Social Security can understand as the foundation of economic security for millions of Americans–retirees, disabled persons, and families of retired, disabled, or deceased workers.
About 157 million Americans pay their Social Security taxes, and 56 million people collected their monthly benefits in 2012. As a result, about one household out of four receives income from Social Security.
Social Security is largely said or referred to as a “pay-as-you-go program.”
In simple terms, it means that today’s workers pay Social Security taxes into the program, and money flows back out as monthly income to beneficiaries. As a pay-as-you-go system, Social Security differs from company pensions, which are “pre-funded.”
In pre-funded retirement programs, the money is accumulated in advance to be available to be paid out to today’s workers when they retire.
The private plans need to be funded in advance to protect employees if the company enters bankruptcy or goes out of business.
The average Social Security benefit in January 2012 was:
- $1,230 a month for retired workers
- $1,185 a month for widows or widowers over the age of 60
- $1,110 a month for disabled workers
- $1,878 a month for a disabled worker, spouse and one or more young children
- $2,487 a month for a widowed mother and two children
The maximum Social Security benefit for a worker retiring at the 2012 full retirement age (66) is $2,366 a month.
How Much Is the Disability Benefit?
The disability benefit is linked through a formula to a worker’s earnings before they became disabled. The following figures show how the disability insurance benefits compare to prior earnings for a worker who became eligible for benefits in 2011.
Earnings Before Disability (Lifetime Average*)
Annual DI Benefit
% of Earnings Replaced by Benefit
*Average indexed earnings
The average benefit paid to disabled workers in June 2012 was $1,111 a month or about $13,332 a year.
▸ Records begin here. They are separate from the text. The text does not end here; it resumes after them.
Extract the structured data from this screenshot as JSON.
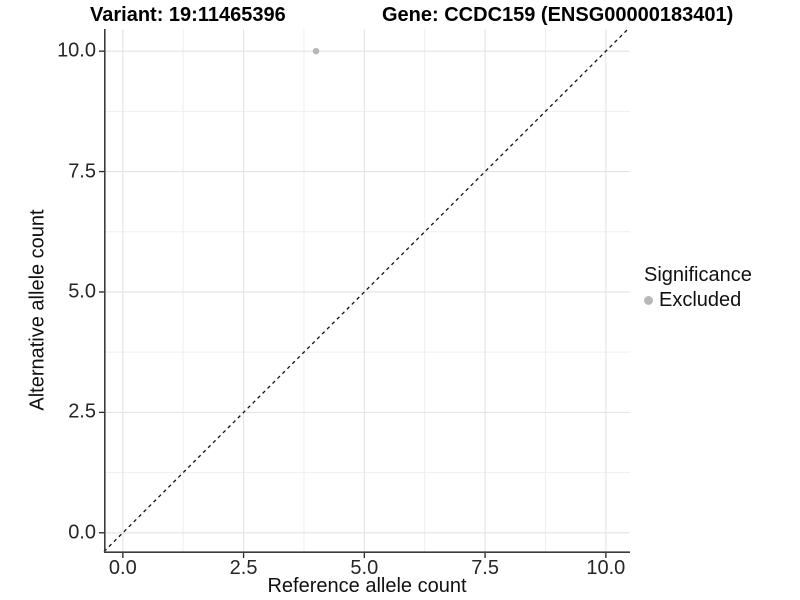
{
  "chart_data": {
    "type": "scatter",
    "title_left": "Variant: 19:11465396",
    "title_right": "Gene: CCDC159 (ENSG00000183401)",
    "xlabel": "Reference allele count",
    "ylabel": "Alternative allele count",
    "xlim": [
      -0.39,
      10.5
    ],
    "ylim": [
      -0.42,
      10.46
    ],
    "x_ticks": [
      0,
      2.5,
      5,
      7.5,
      10
    ],
    "x_tick_labels": [
      "0.0",
      "2.5",
      "5.0",
      "7.5",
      "10.0"
    ],
    "y_ticks": [
      0,
      2.5,
      5,
      7.5,
      10
    ],
    "y_tick_labels": [
      "0.0",
      "2.5",
      "5.0",
      "7.5",
      "10.0"
    ],
    "x_minor": [
      1.25,
      3.75,
      6.25,
      8.75
    ],
    "y_minor": [
      1.25,
      3.75,
      6.25,
      8.75
    ],
    "grid": true,
    "reference_line": {
      "type": "identity y=x",
      "style": "dashed",
      "color": "#111111"
    },
    "series": [
      {
        "name": "Excluded",
        "color": "#b8b8b8",
        "points": [
          [
            4,
            10
          ]
        ]
      }
    ],
    "legend": {
      "position": "right",
      "title": "Significance",
      "entries": [
        {
          "label": "Excluded",
          "color": "#b8b8b8"
        }
      ]
    },
    "style": {
      "grid_major": "#e3e3e3",
      "grid_minor": "#efefef",
      "axis_line": "#3c3c3c",
      "tick_mark": "#333333",
      "point_radius": 3.3
    }
  }
}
What Is Supplemental Security Income?
Supplemental Security Income (SSI) is a federal program that pays monthly benefits to low-income aged, blind and disabled individuals.
The Social Security Administration runs the program, which is financed from general tax revenues, not from Social Security taxes.
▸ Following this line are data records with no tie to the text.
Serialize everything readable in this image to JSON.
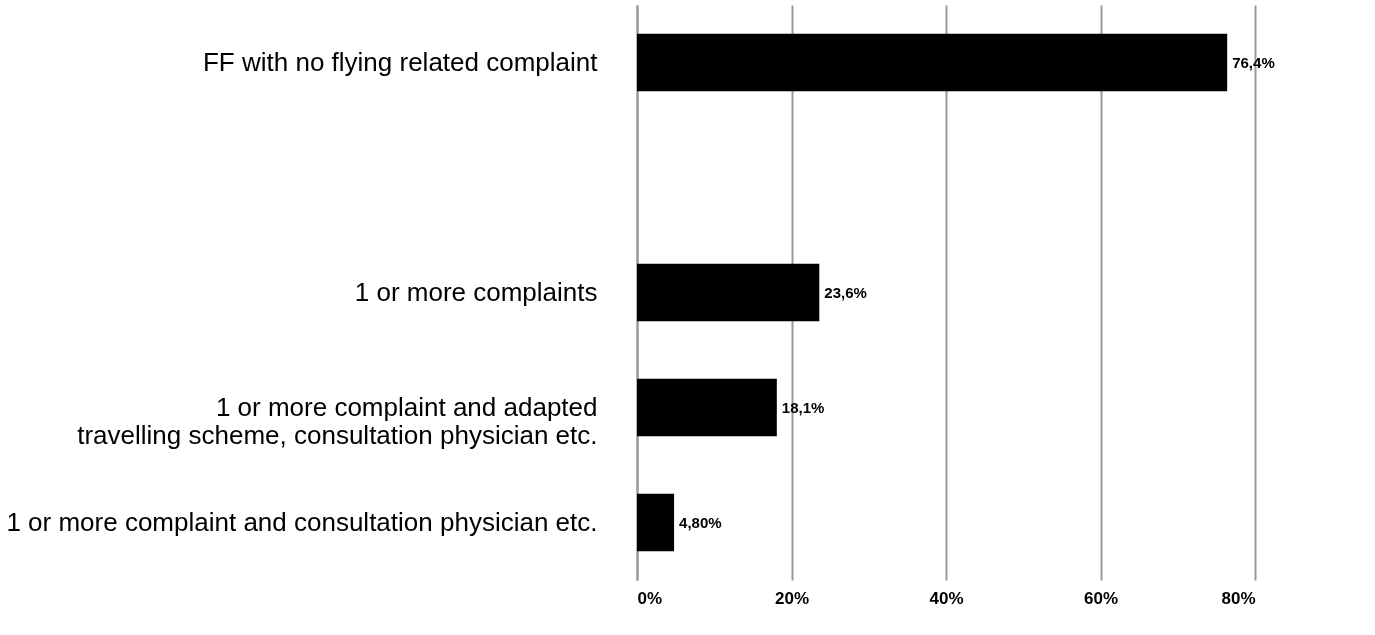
{
  "chart_data": {
    "type": "bar",
    "orientation": "horizontal",
    "categories": [
      "FF with no flying related complaint",
      null,
      "1 or more complaints",
      "1 or more complaint and adapted\n     travelling scheme, consultation physician etc.",
      "1 or more complaint and consultation physician etc."
    ],
    "values": [
      76.4,
      null,
      23.6,
      18.1,
      4.8
    ],
    "value_labels": [
      "76,4%",
      null,
      "23,6%",
      "18,1%",
      "4,80%"
    ],
    "color": "#000000",
    "xlim": [
      0,
      80
    ],
    "xticks": [
      {
        "value": 0,
        "label": "0%"
      },
      {
        "value": 20,
        "label": "20%"
      },
      {
        "value": 40,
        "label": "40%"
      },
      {
        "value": 60,
        "label": "60%"
      },
      {
        "value": 80,
        "label": "80%"
      }
    ],
    "grid": "x"
  }
}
The SSI test of disability for adult applicants is the same as the test in the Social Security disability insurance program.
Only people who have low incomes and limited financial assets are eligible for SSI. The federal SSI payment in 2012 for an individual with no other countable income is $698 a month.
Payments reduce as other income rises, and some states supplement the federal payment.
In December 2011, 6.6 million low-income adults received SSI. These beneficiaries include 4.7 million adults under age 65 who were eligible based on disability or blindness and 1.9 million adults aged 65 and older.
Women comprise the majority of adults receiving SSI.